Friday, July 26, 2019

Calmer currents

This cooler week was such a blessing. I really think that heatwave almost did me in. Here are the last few sets of tip-ins for my book. Thank goodness a friend told me NOT to do this for every single spread. Each is a different dye or pigment.
I took the previous dummies and used those prints as my templates to cut out each bit. This one I had to do a lot because I only did 9 in my first session and had to do the 10th the next day.
This is the hardest one but once they're done it's very satisfying. Thank goodness for tweezers.
This is the smallest one and good in both directions. An easy start if I work from the back of the book, or a welcome finish if I work from the front.
The covers took a while to construct, all from persimmon-coated hanji. You can see some is much darker than others, some much crunchier than others. It's funny how you make these things not knowing why and years later they let you know what they would like to be.
Those are the four spreads with the tip-ins. I was surprised by how patient I was with this part of the process, gluing and drying under weights. I usually never want to wait and then things come out cockled.
I started sewing with silk thread but it wasn't quite right. Then I went back to the linen thread I did on the first dummy. Still not what I was looking for. Then I finally got the right touch with the pineapple paper thread that I spun years ago. Was it six years ago? It was just the right weight. There's one drum leaf on the bottom, a different structure, my liberty with a variable edition.
Paper thread is too precious to throw away so these will wait for the next project.
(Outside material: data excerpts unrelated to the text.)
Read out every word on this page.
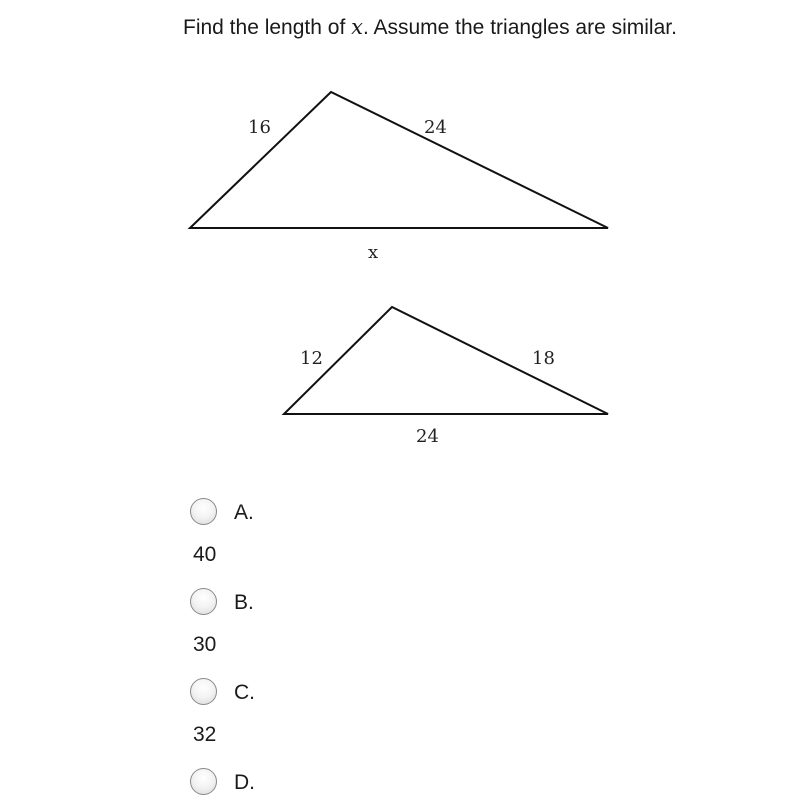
Find the length of x. Assume the triangles are similar.
16	24
x
12	18
24
A.
40
B.
30
C.
32
D.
There are a couple gold threads and a needle in there as well since I used gold for all the covers. That was a challenge, even with pre-pierced holes, because the gold paper wrapped thread kept coming apart as it traveled through the crunchy persimmon covers.
And of course, more offcuts from cover construction! I didn't think I'd finish this edition before I left but I knew I wouldn't want to have to do it when I return so Present Self is giving Future Self a big gift. Now I can try to get this other edition done, which is big, as I usually don't try to do this many in a year. Fingers crossed I can do it during my final weekend before endless driving east.

Monday, July 22, 2019

Rough waters

I am frantic now trying to figure out the best way to edition two brand new artists' books before I leave in less than two weeks to teach in Boston. Here are the five dummies (the final one hasn't been bound yet) for the biggest bear of a book. Nothing has been quite as right as the very first one, but translating pencil scrawl and drawings to a computer and then back out again has been very, very challenging.
I had typed the text for the second dummy (the first I always do longhand) but friends preferred the handwriting, so I inked it once. Then I scanned, had to manipulate all the images to pull out the background, and re-set the text. I also had by then inked and scanned and manipulated and dropped the drawings themselves. Because I thought I wanted a different structure, I went to a machinemade paper (horrors, I know! But I had to test it). That meant re-sizing because I couldn't stand wasting so much paper to get the square-ish size based off of my hanji screen.
As expected it felt very sterile on the machinemade paper and too small. So then I had to resize the pages again. Also, the text was way too heavy because I only had a thick pen nib at home during the heatwave and didn't want to get more. Lesson: just go and get more! Because then I had to re-ink the text with a new pen.
And I thought the drawings were the hard part!!! They were not. I'm at the most difficult place now, where I'm pretty sure what I need to do but it will require one last big tweaking of the digital file and test print run. My printer loves to grab and crumple my paper, so I have to prepare for the worst. Everything else in my life feels like the worst, so all I can do is control are these pages, ink smears and all.

Friday, July 12, 2019

Scattered post-its

I tried to write down a bunch of different tasks that I have weighing my mind down onto post-its, and then onto a bigger sheet of paper. Trying to focus on only one to three on a given day, but it's hard when the general contractor calls you out of the blue and you have to drive to the site immediately to answer questions for the subcontractors. But at least there is movement. A year later than I wanted it, but movement for the studio.

In the meantime, so much writing and computer work going on! Other people are staying busy as well: check out Anne's and Michelle's Rhinoceros Project—they are very close to meeting their goal (they need about 3K because a matching donor will take care of 5k). Happy weekend.